Does ‘packing and cracking’ tip the scales to Republican congressmen

Central Texas Congressional Districts from the State of Texas.

AUSTIN (KXAN) — A three-judge panel in San Antonio continues to look into whether the state of Texas purposely took power away from African-Americans and Hispanics when they drew Congressional district lines.

They’re taking a close look at Rep. Lloyd Doggett’s District 35. He’s the lone Democrat in Washington, D.C. from Central Texas. His district goes from Austin all the way down to San Antonio, and plaintiffs say those lines were drawn to hurt minorities in Texas.

If Daniel Segura-Kelly was to drive through his Congressional district, he’d leave his east Austin home, drive west to Dripping Springs, then north more than a hundred miles.

“I can’t say that I’ve ever been to Dripping Springs,” said Daniel Segura-Kelly. “It’s a lot more rural than east Austin certainly is.
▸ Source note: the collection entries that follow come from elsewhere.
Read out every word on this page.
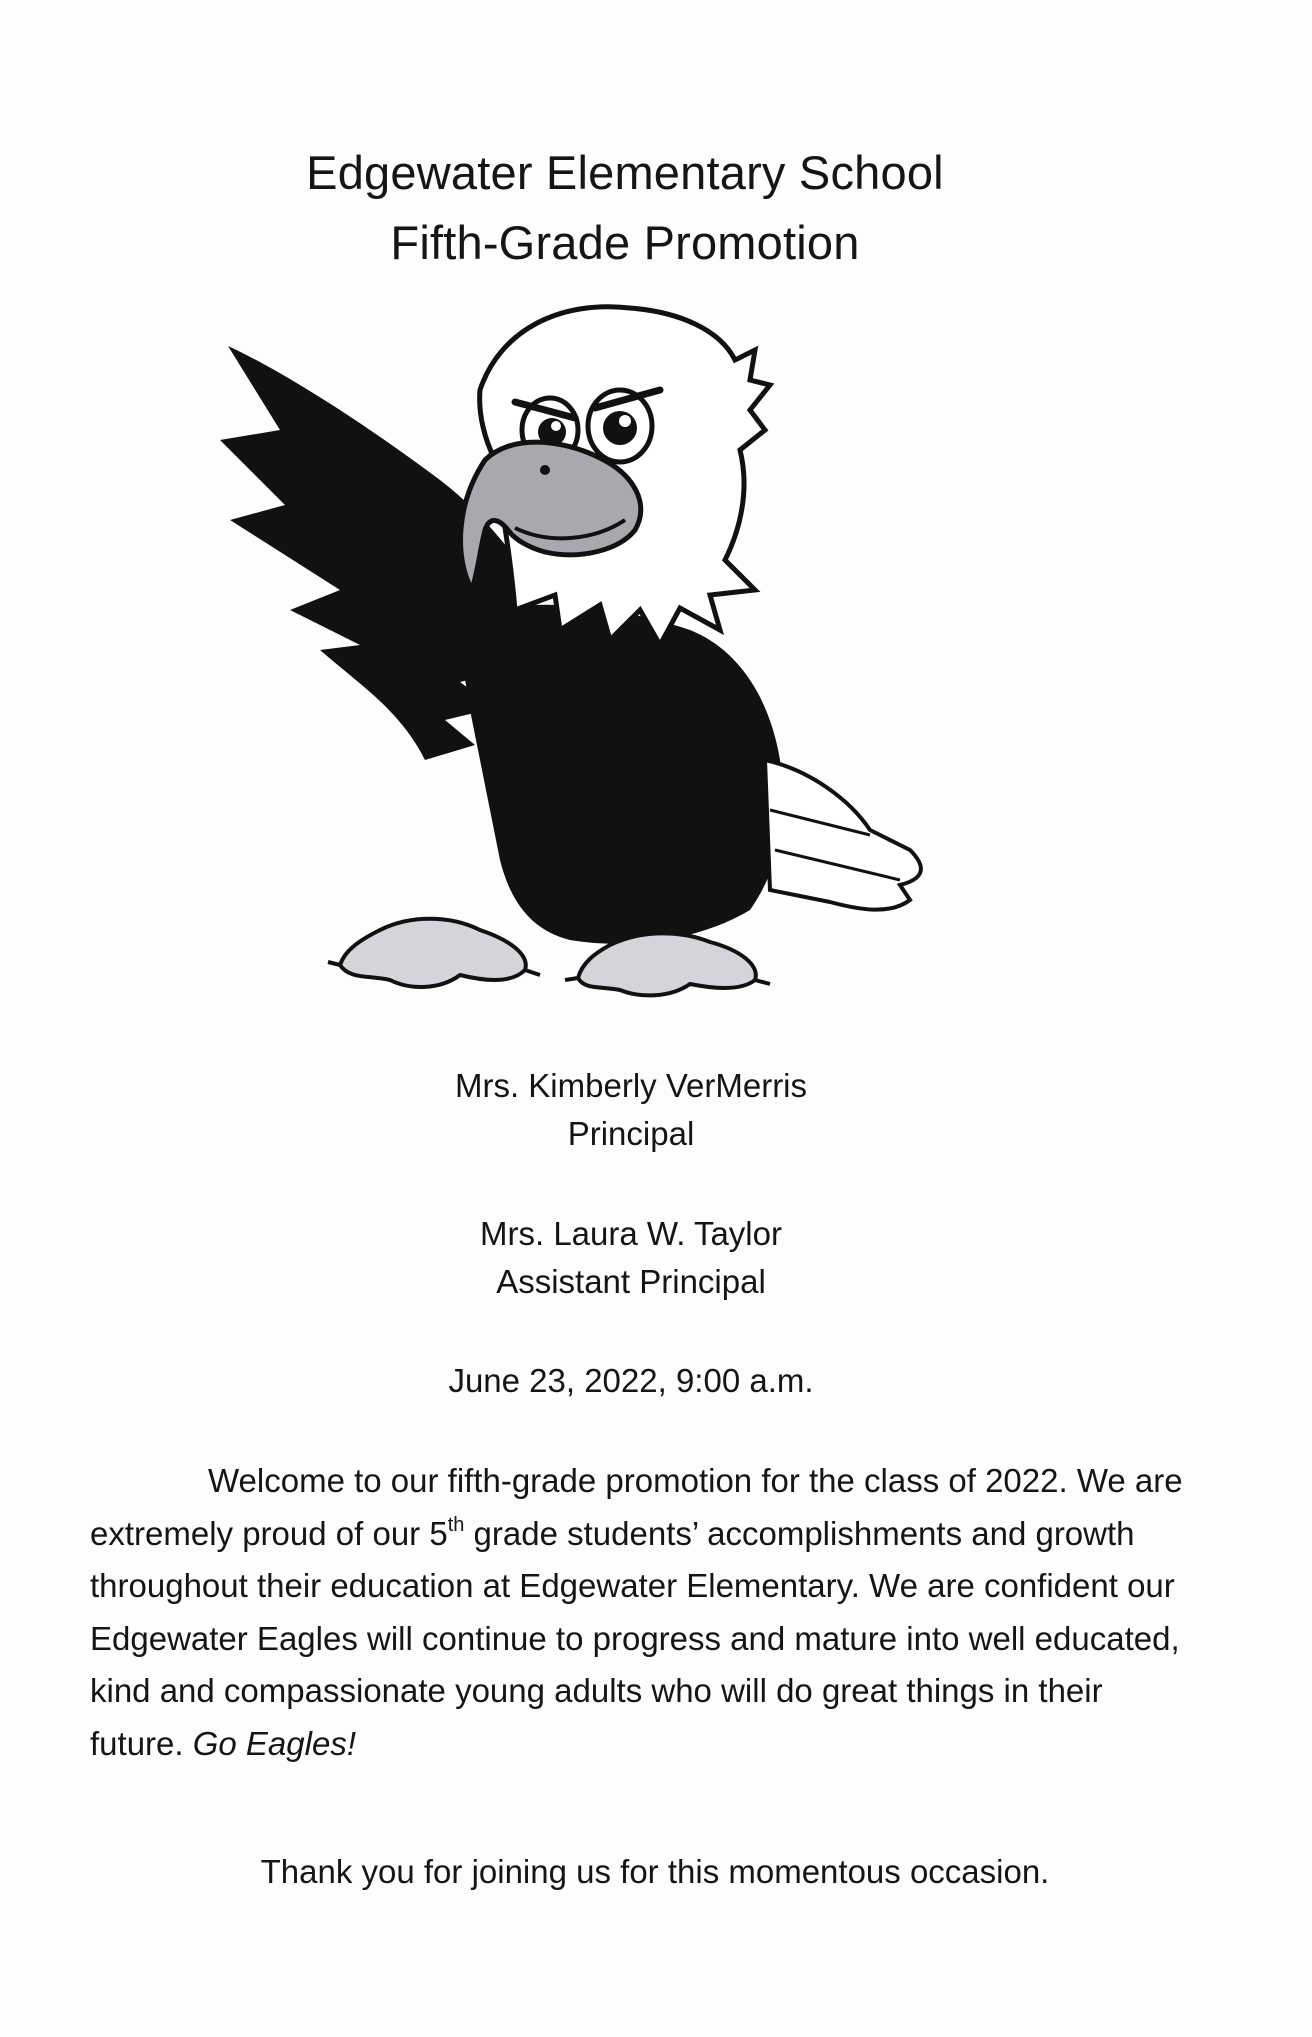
Edgewater Elementary School
Fifth-Grade Promotion
Mrs. Kimberly VerMerris
Principal
Mrs. Laura W. Taylor
Assistant Principal
June 23, 2022, 9:00 a.m.

Welcome to our fifth-grade promotion for the class of 2022. We are extremely proud of our 5th grade students’ accomplishments and growth throughout their education at Edgewater Elementary. We are confident our Edgewater Eagles will continue to progress and mature into well educated, kind and compassionate young adults who will do great things in their future. Go Eagles!

Thank you for joining us for this momentous occasion.
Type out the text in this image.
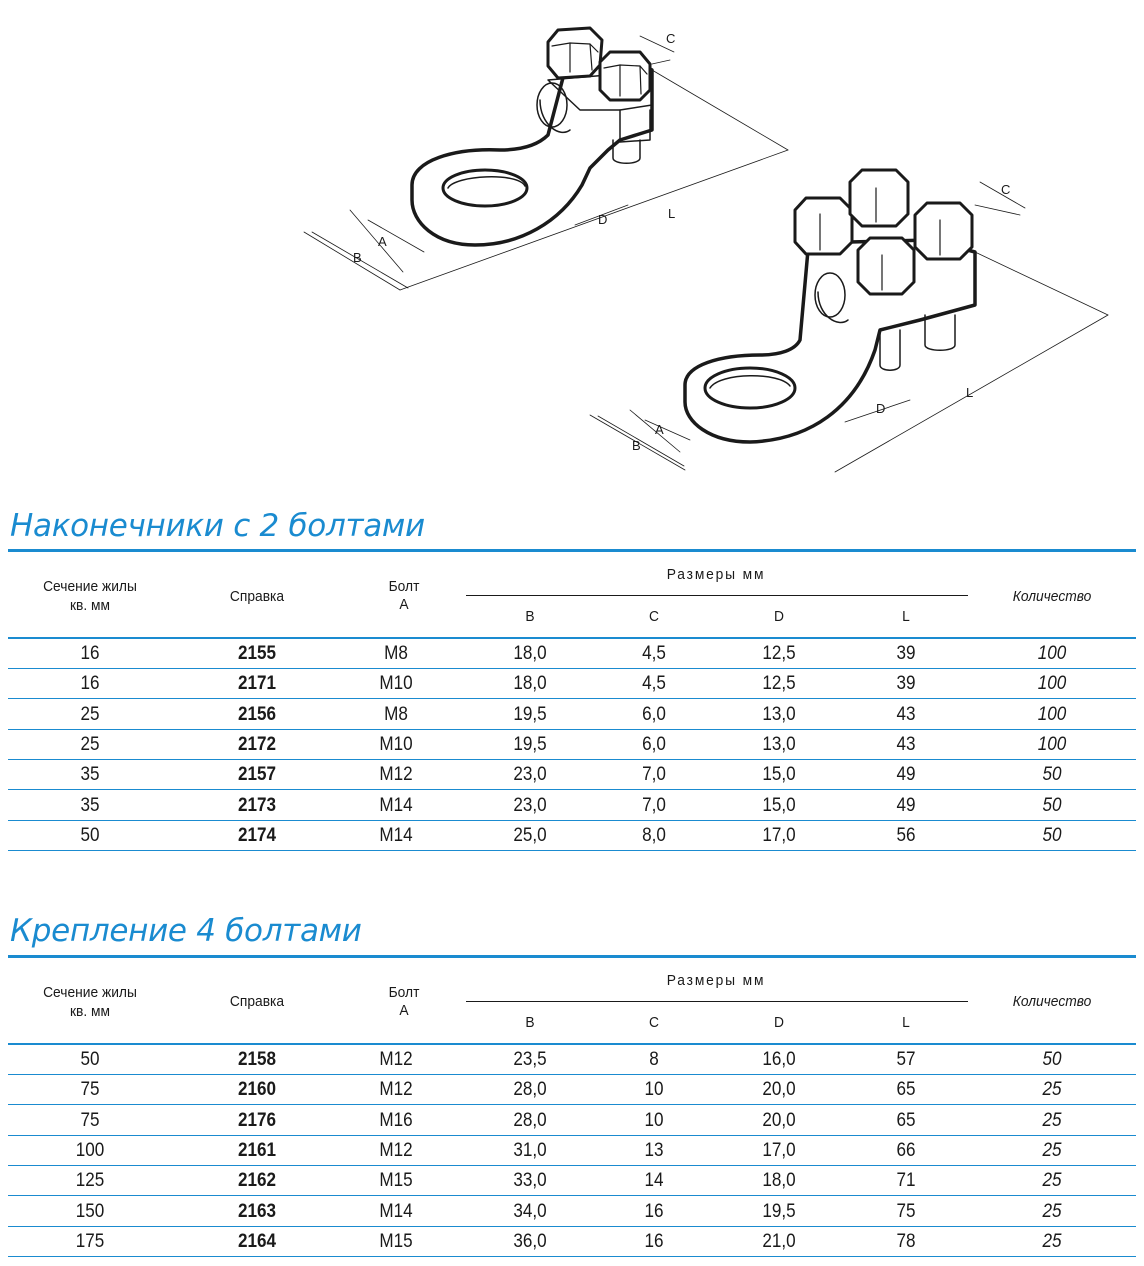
A
B
C
D	L
A
B
C
D
L
Наконечники с 2 болтами
Сечение жилы
кв. мм
Справка
Болт
A
Размеры мм
B	C	D	L
Количество
16	2155	M8	18,0	4,5	12,5	39	100
16	2171	M10	18,0	4,5	12,5	39	100
25	2156	M8	19,5	6,0	13,0	43	100
25	2172	M10	19,5	6,0	13,0	43	100
35	2157	M12	23,0	7,0	15,0	49	50
35	2173	M14	23,0	7,0	15,0	49	50
50	2174	M14	25,0	8,0	17,0	56	50
Крепление 4 болтами
Сечение жилы
кв. мм
Справка
Болт
A
Размеры мм
B	C	D	L
Количество
50	2158	M12	23,5	8	16,0	57	50
75	2160	M12	28,0	10	20,0	65	25
75	2176	M16	28,0	10	20,0	65	25
100	2161	M12	31,0	13	17,0	66	25
125	2162	M15	33,0	14	18,0	71	25
150	2163	M14	34,0	16	19,5	75	25
175	2164	M15	36,0	16	21,0	78	25
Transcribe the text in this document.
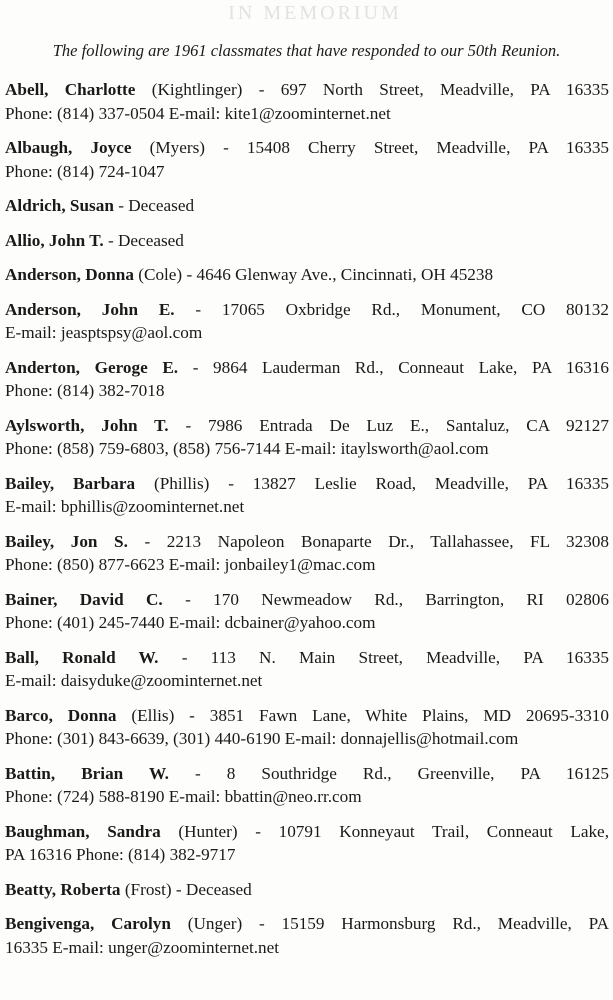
IN MEMORIUM
The following are 1961 classmates that have responded to our 50th Reunion.
Abell, Charlotte (Kightlinger) - 697 North Street, Meadville, PA 16335
Phone: (814) 337-0504 E-mail: kite1@zoominternet.net
Albaugh, Joyce (Myers) - 15408 Cherry Street, Meadville, PA 16335
Phone: (814) 724-1047
Aldrich, Susan - Deceased
Allio, John T. - Deceased
Anderson, Donna (Cole) - 4646 Glenway Ave., Cincinnati, OH 45238
Anderson, John E. - 17065 Oxbridge Rd., Monument, CO 80132
E-mail: jeasptspsy@aol.com
Anderton, Geroge E. - 9864 Lauderman Rd., Conneaut Lake, PA 16316
Phone: (814) 382-7018
Aylsworth, John T. - 7986 Entrada De Luz E., Santaluz, CA 92127
Phone: (858) 759-6803, (858) 756-7144 E-mail: itaylsworth@aol.com
Bailey, Barbara (Phillis) - 13827 Leslie Road, Meadville, PA 16335
E-mail: bphillis@zoominternet.net
Bailey, Jon S. - 2213 Napoleon Bonaparte Dr., Tallahassee, FL 32308
Phone: (850) 877-6623 E-mail: jonbailey1@mac.com
Bainer, David C. - 170 Newmeadow Rd., Barrington, RI 02806
Phone: (401) 245-7440 E-mail: dcbainer@yahoo.com
Ball, Ronald W. - 113 N. Main Street, Meadville, PA 16335
E-mail: daisyduke@zoominternet.net
Barco, Donna (Ellis) - 3851 Fawn Lane, White Plains, MD 20695-3310
Phone: (301) 843-6639, (301) 440-6190 E-mail: donnajellis@hotmail.com
Battin, Brian W. - 8 Southridge Rd., Greenville, PA 16125
Phone: (724) 588-8190 E-mail: bbattin@neo.rr.com
Baughman, Sandra (Hunter) - 10791 Konneyaut Trail, Conneaut Lake,
PA 16316 Phone: (814) 382-9717
Beatty, Roberta (Frost) - Deceased
Bengivenga, Carolyn (Unger) - 15159 Harmonsburg Rd., Meadville, PA
16335 E-mail: unger@zoominternet.net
There’s a lot more dense population in east Austin.”

He says he’s been politically silenced by the way his district is drawn. “There’s just an arm that reaches into east Austin to grab a handful of brown and black people.”

A political term for this is known as “packing and cracking,” — packing a group of people into one area and diluting them in others.

Lawmakers drew Doggett’s district to be packed with minority voters. Census data shows 71 percent of people in his district are Hispanic or black. The other four districts in Travis County are split up.

Thirty-nine percent of people in Rep. Michael McCaul’s district are black or Hispanic, 38 percent in Rep. Bill Flores’s, 24 percent in Roger Williams’ and 32 percent in Lamar Smith’s district. That’s how the Democratic hot spot of Travis County is represented by four Republicans.

Plaintiffs earlier this week brought in experts to explain “racial polarization” which is how they describe elections in Texas, where by margins of more than 80 percent, white people vote for Republicans, minorities vote for Democrats.

It is legal to “pack” and “crack” a political party. It is not legal to do that to minorities. San Antonio judges approved the lines for the 2012 election. In fact, they drew the lines themselves. Then lawmakers put them in permanent place in 2013.

“We’re confident that this federal court followed the Supreme Court’s order to draw lawful maps,” Marc Rylander, spokesperson for Attorney General Ken Paxton,

This week, those same judges are taking a second look at the lines in Travis County.